Logo Questions Linux Laravel Mysql Ubuntu Git Menu
 

Isolate alphabetical strings within a larger string

Is there a way to isolate parts of a string that are in alphabetical order?

In other words, if you have a string like this: hjubcdepyvb

Could you just pull out the portion in alphabetical order?: bcde

I have thought about using the is.unsorted() function, but I'm not sure how to apply this to only a portion of a string.

like image 645
tdm Avatar asked Mar 15 '17 20:03

tdm


People also ask

How do I isolate a string in Excel?

We’re getting back to basics with Excel- the tool we all love and hate. 1) Locate the data that you want to isolate in your Excel string. Start #: Refers to the number of the first character in the string that you want to isolate. 3) Once your formula has been inputted, extend the series by clicking the square at the bottom right of the cell.

How do you find the largest character in a string?
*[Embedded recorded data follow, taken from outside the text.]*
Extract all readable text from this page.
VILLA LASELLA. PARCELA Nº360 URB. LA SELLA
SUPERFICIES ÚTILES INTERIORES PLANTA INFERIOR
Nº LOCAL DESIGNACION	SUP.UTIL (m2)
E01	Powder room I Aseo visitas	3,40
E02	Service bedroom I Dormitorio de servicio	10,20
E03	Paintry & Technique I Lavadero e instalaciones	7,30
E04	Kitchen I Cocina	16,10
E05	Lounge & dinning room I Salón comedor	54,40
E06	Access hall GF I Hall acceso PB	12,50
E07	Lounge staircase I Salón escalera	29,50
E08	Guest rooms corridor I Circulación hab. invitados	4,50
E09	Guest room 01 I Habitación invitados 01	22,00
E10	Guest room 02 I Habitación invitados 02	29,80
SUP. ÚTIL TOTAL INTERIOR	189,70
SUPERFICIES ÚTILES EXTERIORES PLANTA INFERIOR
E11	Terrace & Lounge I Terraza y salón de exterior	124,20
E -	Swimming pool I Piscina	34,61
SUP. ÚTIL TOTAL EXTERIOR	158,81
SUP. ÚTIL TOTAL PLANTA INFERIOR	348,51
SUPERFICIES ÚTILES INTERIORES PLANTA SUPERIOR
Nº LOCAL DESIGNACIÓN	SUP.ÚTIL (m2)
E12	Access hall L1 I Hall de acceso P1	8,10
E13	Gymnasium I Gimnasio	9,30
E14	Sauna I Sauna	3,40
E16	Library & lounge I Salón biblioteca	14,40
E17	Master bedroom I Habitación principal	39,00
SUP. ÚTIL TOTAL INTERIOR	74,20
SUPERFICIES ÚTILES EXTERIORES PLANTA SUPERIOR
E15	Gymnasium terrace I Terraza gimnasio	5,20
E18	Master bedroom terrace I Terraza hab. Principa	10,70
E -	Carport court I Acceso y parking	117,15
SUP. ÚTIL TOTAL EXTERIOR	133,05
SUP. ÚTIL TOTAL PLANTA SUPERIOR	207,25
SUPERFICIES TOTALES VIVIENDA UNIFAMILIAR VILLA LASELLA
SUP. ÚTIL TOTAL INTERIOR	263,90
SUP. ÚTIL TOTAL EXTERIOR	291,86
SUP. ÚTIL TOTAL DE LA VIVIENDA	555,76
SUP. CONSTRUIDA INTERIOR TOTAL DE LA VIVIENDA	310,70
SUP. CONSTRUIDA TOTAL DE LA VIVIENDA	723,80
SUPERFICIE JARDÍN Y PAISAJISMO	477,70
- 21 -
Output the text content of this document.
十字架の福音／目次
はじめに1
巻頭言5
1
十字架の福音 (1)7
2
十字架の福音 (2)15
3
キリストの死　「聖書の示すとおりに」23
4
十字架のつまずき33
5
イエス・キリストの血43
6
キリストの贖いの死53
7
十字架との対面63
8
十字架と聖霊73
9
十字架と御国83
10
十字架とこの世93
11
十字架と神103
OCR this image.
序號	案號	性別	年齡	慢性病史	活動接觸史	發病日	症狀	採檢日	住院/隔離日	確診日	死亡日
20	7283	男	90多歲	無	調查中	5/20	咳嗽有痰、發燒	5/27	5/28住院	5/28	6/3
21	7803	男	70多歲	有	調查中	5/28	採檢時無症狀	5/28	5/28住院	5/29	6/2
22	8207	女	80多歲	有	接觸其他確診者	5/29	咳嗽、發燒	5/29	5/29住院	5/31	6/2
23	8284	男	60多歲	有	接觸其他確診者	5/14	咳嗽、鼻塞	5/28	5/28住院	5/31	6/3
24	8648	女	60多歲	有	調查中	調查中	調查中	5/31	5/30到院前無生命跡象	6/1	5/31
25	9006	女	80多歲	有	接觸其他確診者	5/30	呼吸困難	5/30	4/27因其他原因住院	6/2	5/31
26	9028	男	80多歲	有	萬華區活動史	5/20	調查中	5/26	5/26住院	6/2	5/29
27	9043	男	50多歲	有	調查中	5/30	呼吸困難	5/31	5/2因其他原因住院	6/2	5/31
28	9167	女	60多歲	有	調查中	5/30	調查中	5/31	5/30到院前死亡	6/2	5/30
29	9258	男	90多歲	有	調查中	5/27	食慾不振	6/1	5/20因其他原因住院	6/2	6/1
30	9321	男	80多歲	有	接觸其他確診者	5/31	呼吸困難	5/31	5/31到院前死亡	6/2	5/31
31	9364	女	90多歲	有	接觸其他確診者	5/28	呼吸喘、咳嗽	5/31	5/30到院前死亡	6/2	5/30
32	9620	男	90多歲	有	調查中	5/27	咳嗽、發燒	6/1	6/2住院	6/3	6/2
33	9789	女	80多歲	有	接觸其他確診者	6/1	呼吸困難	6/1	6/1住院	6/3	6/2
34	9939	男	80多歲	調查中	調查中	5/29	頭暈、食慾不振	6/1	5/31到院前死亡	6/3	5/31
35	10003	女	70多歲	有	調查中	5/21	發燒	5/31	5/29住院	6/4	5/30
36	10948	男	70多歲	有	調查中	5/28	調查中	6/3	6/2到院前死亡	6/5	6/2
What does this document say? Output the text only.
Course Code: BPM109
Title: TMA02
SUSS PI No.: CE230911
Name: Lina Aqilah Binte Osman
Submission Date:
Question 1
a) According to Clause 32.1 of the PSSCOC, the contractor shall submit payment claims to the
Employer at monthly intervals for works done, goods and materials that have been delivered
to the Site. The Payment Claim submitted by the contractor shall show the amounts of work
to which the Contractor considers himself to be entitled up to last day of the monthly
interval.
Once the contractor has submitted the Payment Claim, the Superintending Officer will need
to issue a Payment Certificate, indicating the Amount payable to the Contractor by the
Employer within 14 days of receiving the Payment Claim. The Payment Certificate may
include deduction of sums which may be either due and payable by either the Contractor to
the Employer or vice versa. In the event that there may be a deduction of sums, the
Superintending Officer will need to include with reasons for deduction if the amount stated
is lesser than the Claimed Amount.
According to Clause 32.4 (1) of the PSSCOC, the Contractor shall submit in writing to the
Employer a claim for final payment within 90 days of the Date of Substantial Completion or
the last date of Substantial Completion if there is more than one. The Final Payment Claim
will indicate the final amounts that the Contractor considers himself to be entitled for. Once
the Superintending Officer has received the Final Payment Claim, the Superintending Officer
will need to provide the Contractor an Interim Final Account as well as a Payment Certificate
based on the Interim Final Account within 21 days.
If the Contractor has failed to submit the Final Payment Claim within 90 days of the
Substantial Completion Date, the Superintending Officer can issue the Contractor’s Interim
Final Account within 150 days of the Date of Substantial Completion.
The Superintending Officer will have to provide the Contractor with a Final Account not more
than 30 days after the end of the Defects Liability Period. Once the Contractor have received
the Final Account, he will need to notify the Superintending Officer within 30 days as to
First find the largest character in string and all the indexes where it appears. If there's only one index at which the largest character appears then your answer is substring from index of largest character to end. Else just compare all the substrings starting with largest character.

How to split text string where number comes after text?

The easiest way to split text string where number comes after text is this: To extract numbers, you search the string for every possible number from 0 to 9, get the numbers total, and return that many characters from the end of the string.

Which characters in the string list are consecutive pairs?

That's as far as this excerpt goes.